Talking to your partner
ED is obviously difficult for the man who is experiencing it, but it can be equally difficult for his partner as well. The person may feel rejected or believe that they have done something wrong or have failed in some way.
What both the man and his partner need to understand is that almost all men experience ED at some point. They also need to realize that there is more to the man than his sexual performance. By taking time to enjoy each other and focus on the pleasure they are receiving and giving, both people may feel that the pressure has been removed and they can relax.
By bringing his partner into the conversation, the man can begin to set up his support system. A frank, open discussion about the problem can clear the air and allow both of them to relax. This could actually help resolve the issue. It may also be a good idea for the partner to talk to the doctor so they can get a better understanding of the condition.
Combating the psychological impact of ED
If you suffer from ED and are depressed as a result, there are things you can do to feel better.

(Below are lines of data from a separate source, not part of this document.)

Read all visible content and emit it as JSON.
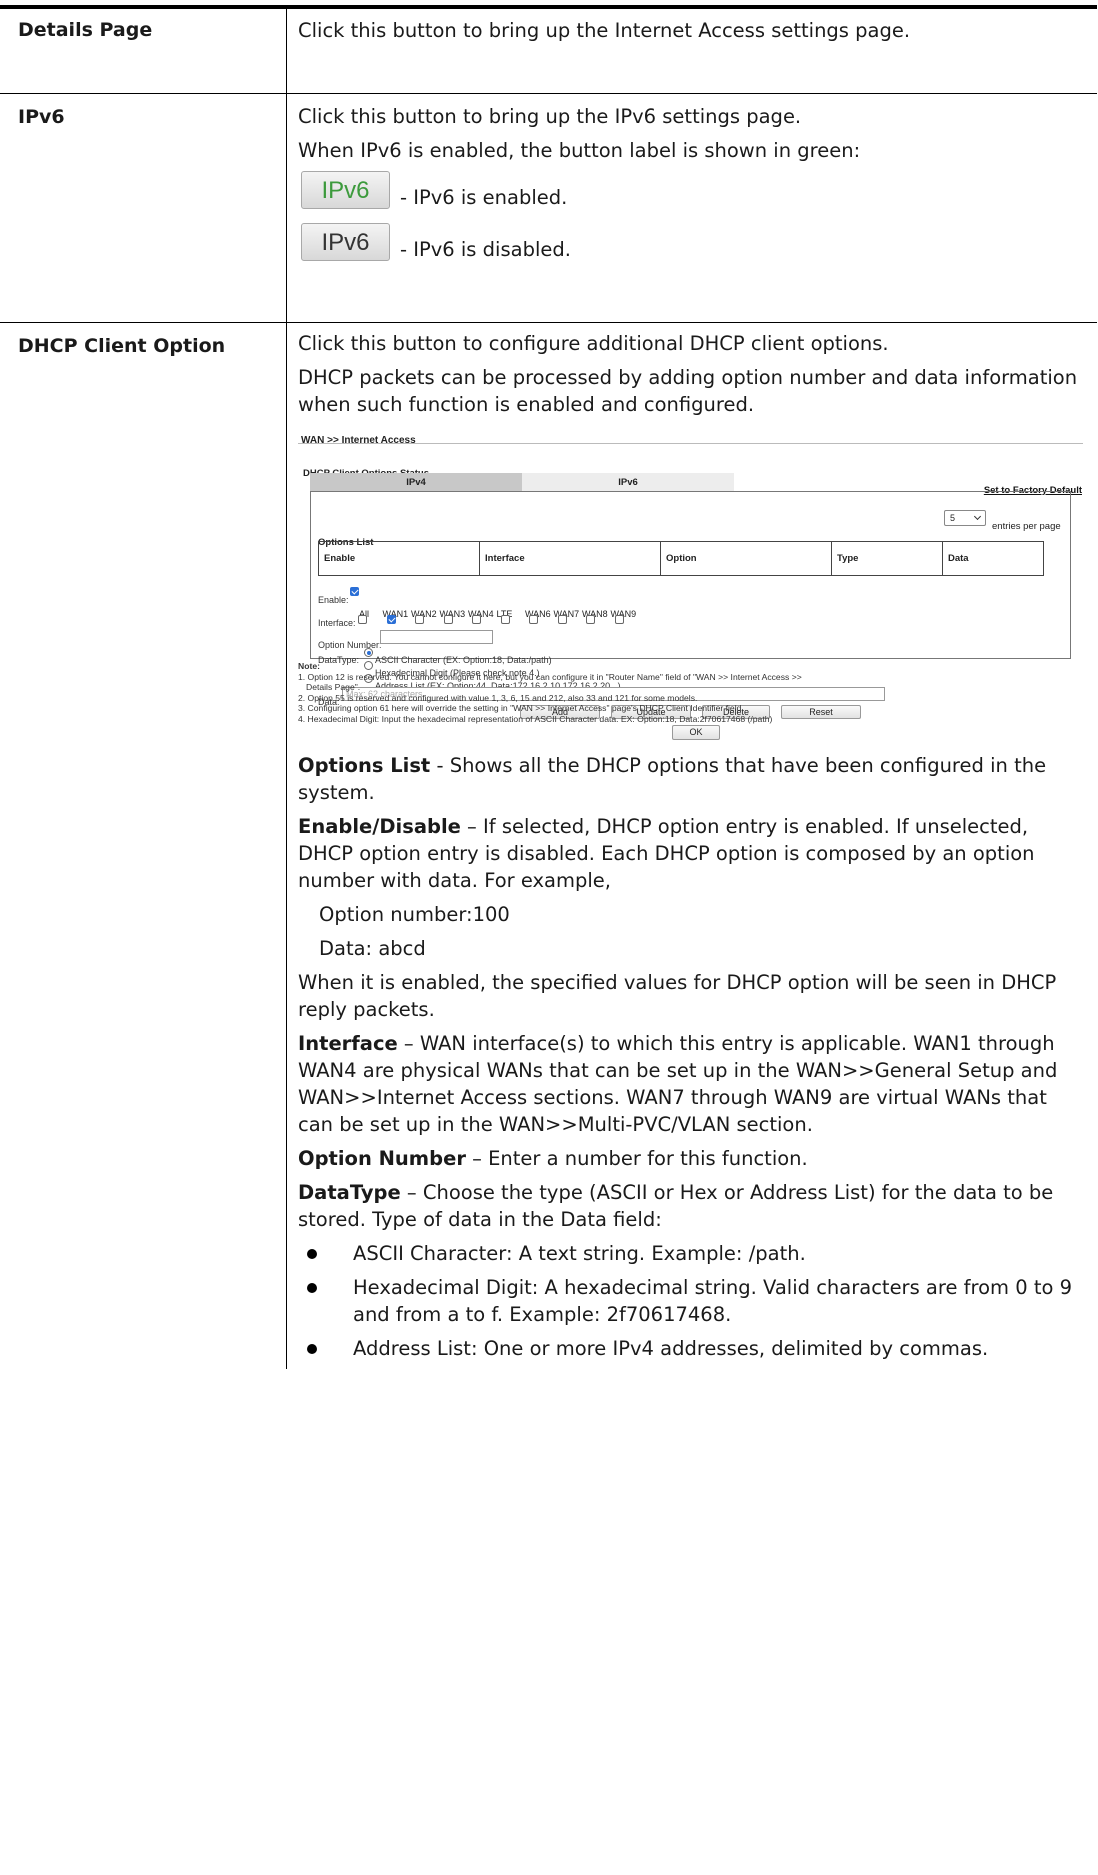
{
  "rows": [
    {
      "term": "Details Page",
      "text": "Click this button to bring up the Internet Access settings page."
    },
    {
      "term": "IPv6",
      "text1": "Click this button to bring up the IPv6 settings page.",
      "text2": "When IPv6 is enabled, the button label is shown in green:",
      "button_label": "IPv6",
      "enabled_caption": "- IPv6 is enabled.",
      "disabled_caption": "- IPv6 is disabled.",
      "enabled_color": "#3c9a3c",
      "disabled_color": "#333333"
    },
    {
      "term": "DHCP Client Option",
      "text1": "Click this button to configure additional DHCP client options.",
      "text2": "DHCP packets can be processed by adding option number and data information when such function is enabled and configured."
    }
  ],
  "screenshot": {
    "header": "WAN >> Internet Access",
    "status_title": "DHCP Client Options Status",
    "tab_ipv4": "IPv4",
    "tab_ipv6": "IPv6",
    "factory_link": "Set to Factory Default",
    "entries_value": "5",
    "entries_label": "entries per page",
    "options_list_title": "Options List",
    "columns": [
      "Enable",
      "Interface",
      "Option",
      "Type",
      "Data"
    ],
    "enable_label": "Enable:",
    "interface_label": "Interface:",
    "interfaces": [
      "All",
      "WAN1",
      "WAN2",
      "WAN3",
      "WAN4",
      "LTE",
      "WAN6",
      "WAN7",
      "WAN8",
      "WAN9"
    ],
    "interfaces_checked": [
      false,
      true,
      false,
      false,
      false,
      false,
      false,
      false,
      false,
      false
    ],
    "option_number_label": "Option Number:",
    "datatype_label": "DataType:",
    "datatype_options": [
      "ASCII Character (EX: Option:18, Data:/path)",
      "Hexadecimal Digit (Please check note 4.)",
      "Address List (EX: Option:44, Data:172.16.2.10,172.16.2.20...)"
    ],
    "data_label": "Data:",
    "data_placeholder": "Max: 62 characters",
    "buttons": {
      "add": "Add",
      "update": "Update",
      "delete": "Delete",
      "reset": "Reset",
      "ok": "OK"
    },
    "note_title": "Note:",
    "notes": [
      "1. Option 12 is reserved. You cannot configure it here, but you can configure it in \"Router Name\" field of \"WAN >> Internet Access >>",
      "    Details Page\".",
      "2. Option 55 is reserved and configured with value 1, 3, 6, 15 and 212, also 33 and 121 for some models.",
      "3. Configuring option 61 here will override the setting in \"WAN >> Internet Access\" page's DHCP Client Identifier field.",
      "4. Hexadecimal Digit: Input the hexadecimal representation of ASCII Character data. EX: Option:18, Data:2f70617468 (/path)"
    ]
  },
  "desc": {
    "options_list_label": "Options List",
    "options_list_text": " - Shows all the DHCP options that have been configured in the system.",
    "enable_label": "Enable/Disable",
    "enable_text": " – If selected, DHCP option entry is enabled. If unselected, DHCP option entry is disabled. Each DHCP option is composed by an option number with data. For example,",
    "example1": "Option number:100",
    "example2": "Data: abcd",
    "enabled_text": "When it is enabled, the specified values for DHCP option will be seen in DHCP reply packets.",
    "interface_label": "Interface",
    "interface_text": " – WAN interface(s) to which this entry is applicable. WAN1 through WAN4 are physical WANs that can be set up in the WAN>>General Setup and WAN>>Internet Access sections. WAN7 through WAN9 are virtual WANs that can be set up in the WAN>>Multi-PVC/VLAN section.",
    "option_number_label": "Option Number",
    "option_number_text": " – Enter a number for this function.",
    "datatype_label": "DataType",
    "datatype_text": " – Choose the type (ASCII or Hex or Address List) for the data to be stored. Type of data in the Data field:",
    "bullets": [
      "ASCII Character: A text string. Example: /path.",
      "Hexadecimal Digit: A hexadecimal string. Valid characters are from 0 to 9 and from a to f. Example: 2f70617468.",
      "Address List: One or more IPv4 addresses, delimited by commas."
    ]
  }
}
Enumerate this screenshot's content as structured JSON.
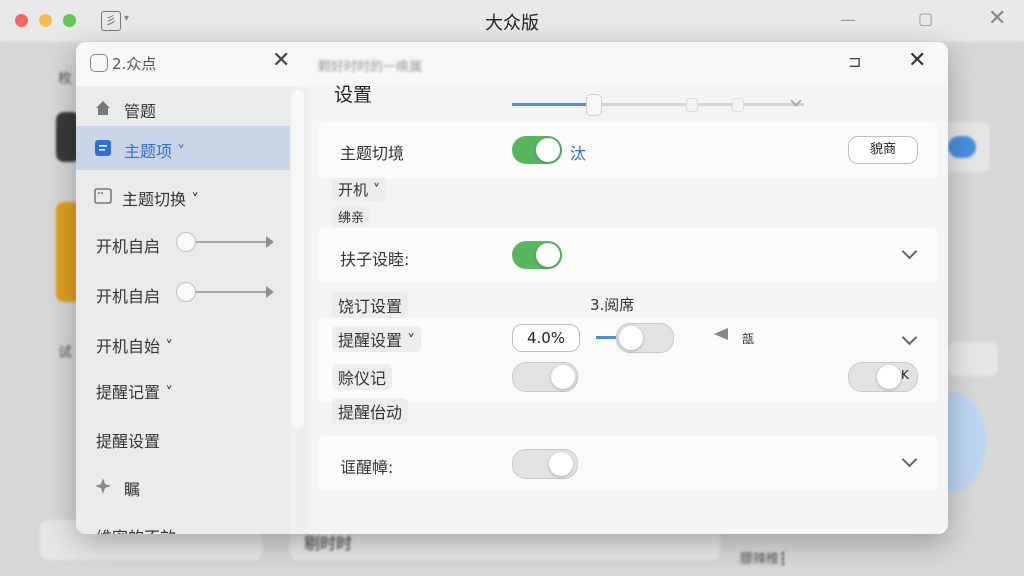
{
  "window": {
    "title": "大众版",
    "traffic_colors": {
      "close": "#ee6a5f",
      "minimize": "#f5be4f",
      "zoom": "#61c554"
    }
  },
  "background": {
    "side_labels": [
      "枚",
      "试"
    ],
    "footer_text": "剔时时",
    "footer_right": "膘辣椎┇"
  },
  "dialog": {
    "sidebar": {
      "title": "2.众点",
      "items": [
        {
          "label": "管题",
          "icon": "home-icon"
        },
        {
          "label": "主题项 ˅",
          "icon": "list-icon",
          "active": true
        },
        {
          "label": "主题切换 ˅",
          "icon": "window-icon"
        },
        {
          "label": "开机自启",
          "control": "slider"
        },
        {
          "label": "开机自启",
          "control": "slider"
        },
        {
          "label": "开机自始 ˅"
        },
        {
          "label": "提醒记置 ˅"
        },
        {
          "label": "提醒设置"
        },
        {
          "label": "瞩",
          "icon": "sparkle-icon"
        },
        {
          "label": "维密的不效"
        }
      ]
    },
    "main": {
      "header_title": "颗好时时的一唤属",
      "title": "设置",
      "rows": {
        "theme": {
          "label": "主题切境",
          "toggle": true,
          "toggle_text": "汰",
          "button": "貌商"
        },
        "boot_pill": "开机 ˅",
        "end_pill": "绋亲",
        "child": {
          "label": "扶子设睦:",
          "toggle": true
        },
        "lamp_pill": "饶订设置",
        "lamp_value": "3.阅席",
        "reminder": {
          "label": "提醒设置 ˅",
          "input_value": "4.0%",
          "volume_text": "瓿"
        },
        "instrument": {
          "label": "赊仪记",
          "toggle": false,
          "right_key": "K"
        },
        "reminder_start": "提醒佁动",
        "reminder_bell": {
          "label": "诓醒幛:",
          "toggle": false
        }
      }
    }
  },
  "colors": {
    "accent": "#4a90e2",
    "toggle_on": "#58b65f",
    "active_item": "#c8d5e6"
  }
}
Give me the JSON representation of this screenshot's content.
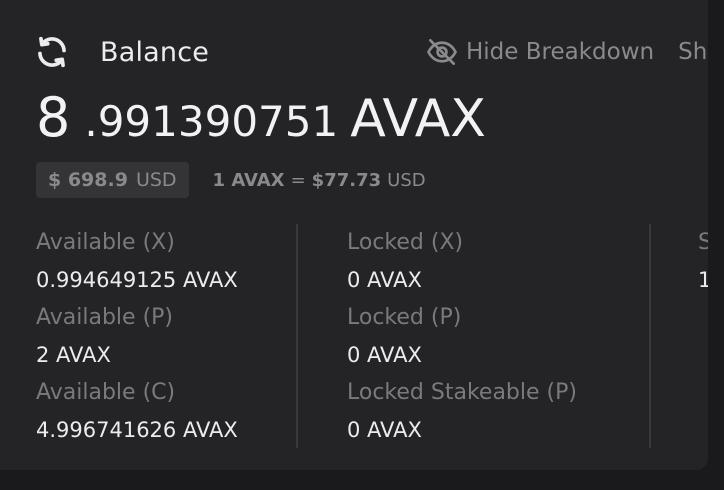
{
  "header": {
    "title": "Balance",
    "refresh_icon": "refresh-icon",
    "hide_label": "Hide Breakdown",
    "hide_icon": "eye-slash-icon",
    "show_label_partial": "Sh"
  },
  "balance": {
    "integer": "8",
    "decimal": ".991390751",
    "unit": "AVAX"
  },
  "price": {
    "usd_amount": "$ 698.9",
    "usd_currency": "USD",
    "rate_lhs": "1 AVAX",
    "rate_eq": "=",
    "rate_rhs": "$77.73",
    "rate_currency": "USD"
  },
  "breakdown": {
    "col1": [
      {
        "label": "Available (X)",
        "value": "0.994649125 AVAX"
      },
      {
        "label": "Available (P)",
        "value": "2 AVAX"
      },
      {
        "label": "Available (C)",
        "value": "4.996741626 AVAX"
      }
    ],
    "col2": [
      {
        "label": "Locked (X)",
        "value": "0 AVAX"
      },
      {
        "label": "Locked (P)",
        "value": "0 AVAX"
      },
      {
        "label": "Locked Stakeable (P)",
        "value": "0 AVAX"
      }
    ],
    "col3": [
      {
        "label": "S",
        "value": "1"
      }
    ]
  },
  "colors": {
    "background": "#242426",
    "text_primary": "#ececee",
    "text_muted": "#8a8a8e",
    "pill_bg": "#343437"
  }
}
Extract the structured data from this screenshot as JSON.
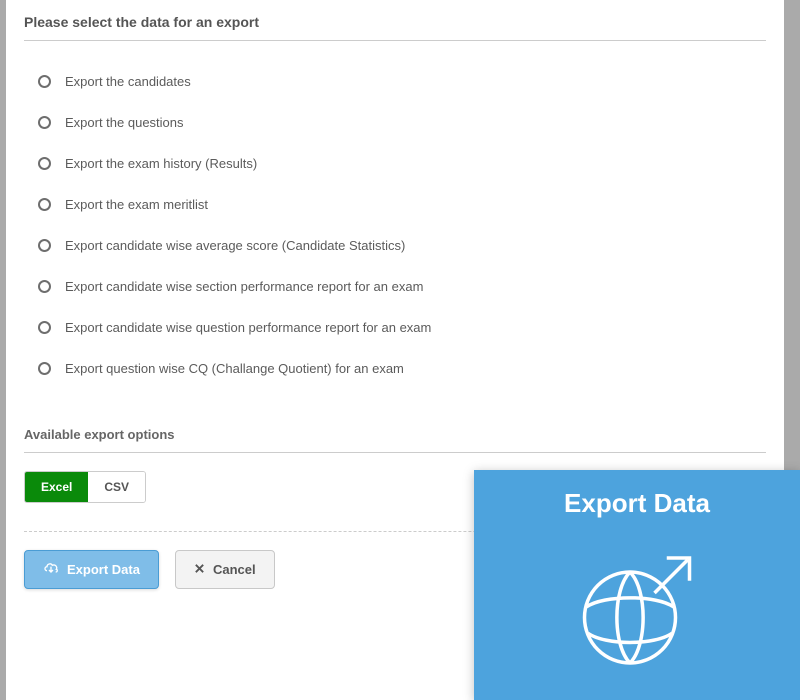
{
  "panel": {
    "title": "Please select the data for an export",
    "options": [
      "Export the candidates",
      "Export the questions",
      "Export the exam history (Results)",
      "Export the exam meritlist",
      "Export candidate wise average score (Candidate Statistics)",
      "Export candidate wise section performance report for an exam",
      "Export candidate wise question performance report for an exam",
      "Export question wise CQ (Challange Quotient) for an exam"
    ],
    "formats_title": "Available export options",
    "formats": {
      "excel": "Excel",
      "csv": "CSV"
    },
    "actions": {
      "export": "Export Data",
      "cancel": "Cancel"
    }
  },
  "overlay": {
    "title": "Export Data"
  }
}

- Reach out to friends and family; do not withdraw socially.
- Remember that your identity is not tied to your erection.
- List your “selling points” – the good things about you that have nothing to do with sexual performance or ED.
- Exercise three to five times a week for 20 to 30 minutes and get your heart rate up.
- Eat a balanced, healthy diet and don’t skip meals.
- Get plenty of good, restful sleep.
- Stay hydrated by drinking lots of water.
- Smile at a stranger
- Help someone in need
- Learn to love yourself
At ARC Men’s Health, we understand the frustration and other confusing, upsetting emotions that can accompany erectile dysfunction. We offer a drug free, noninvasive, side effect free treatment for ED. Contact us today to learn more about this groundbreaking treatment. Help is out there, let us show you.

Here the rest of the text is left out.